Introduced alien species can certainly throw a monkeywrench into local ecosystems, but since the southeast was originally full of small wolves almost identical to our current coyotes, I doubt if the "introduced species" thing has much impact. It's not like Guam, where there were never any snakes until they were introduced; and the birds had no defenses against them, and are now all dead.

I have a few trail camera sets where I commonly get almost daily pictures of both foxes and coyotes.
 

Possum

Banned
The small wolves may have looked similar to the coyotes we have now but the fact that man was able to nearly eradicate that species tells me it was a very different animal than what moved in it’s place recently.
 

mr otter

Senior Member
In my best year I trapped 178 grey foxes. What I’ve found is that grey foxes have a very small home range and since they can climb trees can live in close proximity to coyotes like NC said. Red foxes travel more and are easily killed by not only coyotes but also grey fox since reds can’t climb trees. Some locations have fox some don’t has nothing to do with coyote numbers. IMO foxes kill each other way more than being predated by coyotes!
 

Philbow

Senior Member
The small wolves may have looked similar to the coyotes we have now but the fact that man was able to nearly eradicate that species tells me it was a very different animal than what moved in it’s place recently.

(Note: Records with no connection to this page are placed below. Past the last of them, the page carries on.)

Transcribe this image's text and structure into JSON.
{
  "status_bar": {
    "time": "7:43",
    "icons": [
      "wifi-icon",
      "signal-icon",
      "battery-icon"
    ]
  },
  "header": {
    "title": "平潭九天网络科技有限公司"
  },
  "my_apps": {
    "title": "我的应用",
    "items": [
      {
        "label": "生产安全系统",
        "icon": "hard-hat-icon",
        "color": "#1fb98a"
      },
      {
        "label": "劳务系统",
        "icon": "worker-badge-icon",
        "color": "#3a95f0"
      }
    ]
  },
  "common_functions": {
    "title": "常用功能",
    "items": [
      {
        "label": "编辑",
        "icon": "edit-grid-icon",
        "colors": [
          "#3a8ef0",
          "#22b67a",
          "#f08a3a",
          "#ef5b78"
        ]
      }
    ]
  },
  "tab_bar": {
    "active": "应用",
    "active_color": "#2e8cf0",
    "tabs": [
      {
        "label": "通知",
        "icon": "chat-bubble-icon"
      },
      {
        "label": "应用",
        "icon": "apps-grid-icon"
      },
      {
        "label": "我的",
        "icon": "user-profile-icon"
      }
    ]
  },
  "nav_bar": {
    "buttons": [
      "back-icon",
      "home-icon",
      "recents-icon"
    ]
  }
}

All the larger wildlife species were almost exterminated in the South because of rural farm land use. Before World War II almost all the arable land was cleared and farmed. There was no place for deer, bears, wolves, Etc. to hide in the Piedmont or costal plains of Georgia. The deer and bears did survive in mountains and swamps but just barely.
Only After the farms were abandoned and the forests reclaimed the land were the deer, and eventually coyotes, able to survive.
 

mr otter

Senior Member
All the larger wildlife species were almost exterminated in the South because of rural farm land use. Before World War II almost all the arable land was cleared and farmed. There was no place for deer, bears, wolves, Etc. to hide in the Piedmont or costal plains of Georgia. The deer and bears did survive in mountains and swamps but just barely.
Only After the farms were abandoned and the forests reclaimed the land were the deer, and eventually coyotes, able to survive.
Coyotes didn’t migrate to Georgia until the 1970’s, pretty sure varmints were scarce because there were a lot more trappers back then
 

Philbow

Senior Member
My point is that prior to the 50's and 60's the rural land use would have prevented the establishment of coyote populations. Only when the fields, gardens, and pastures were abandoned was suitable habitat created. It also wasn't just trappers limiting varmints, all the rural inhabitants shot anything that would eat their crops, poultry or even look at livestock. It was not just DDT that impacted raptor populations. There was only one species of hawk, the chicken hawk.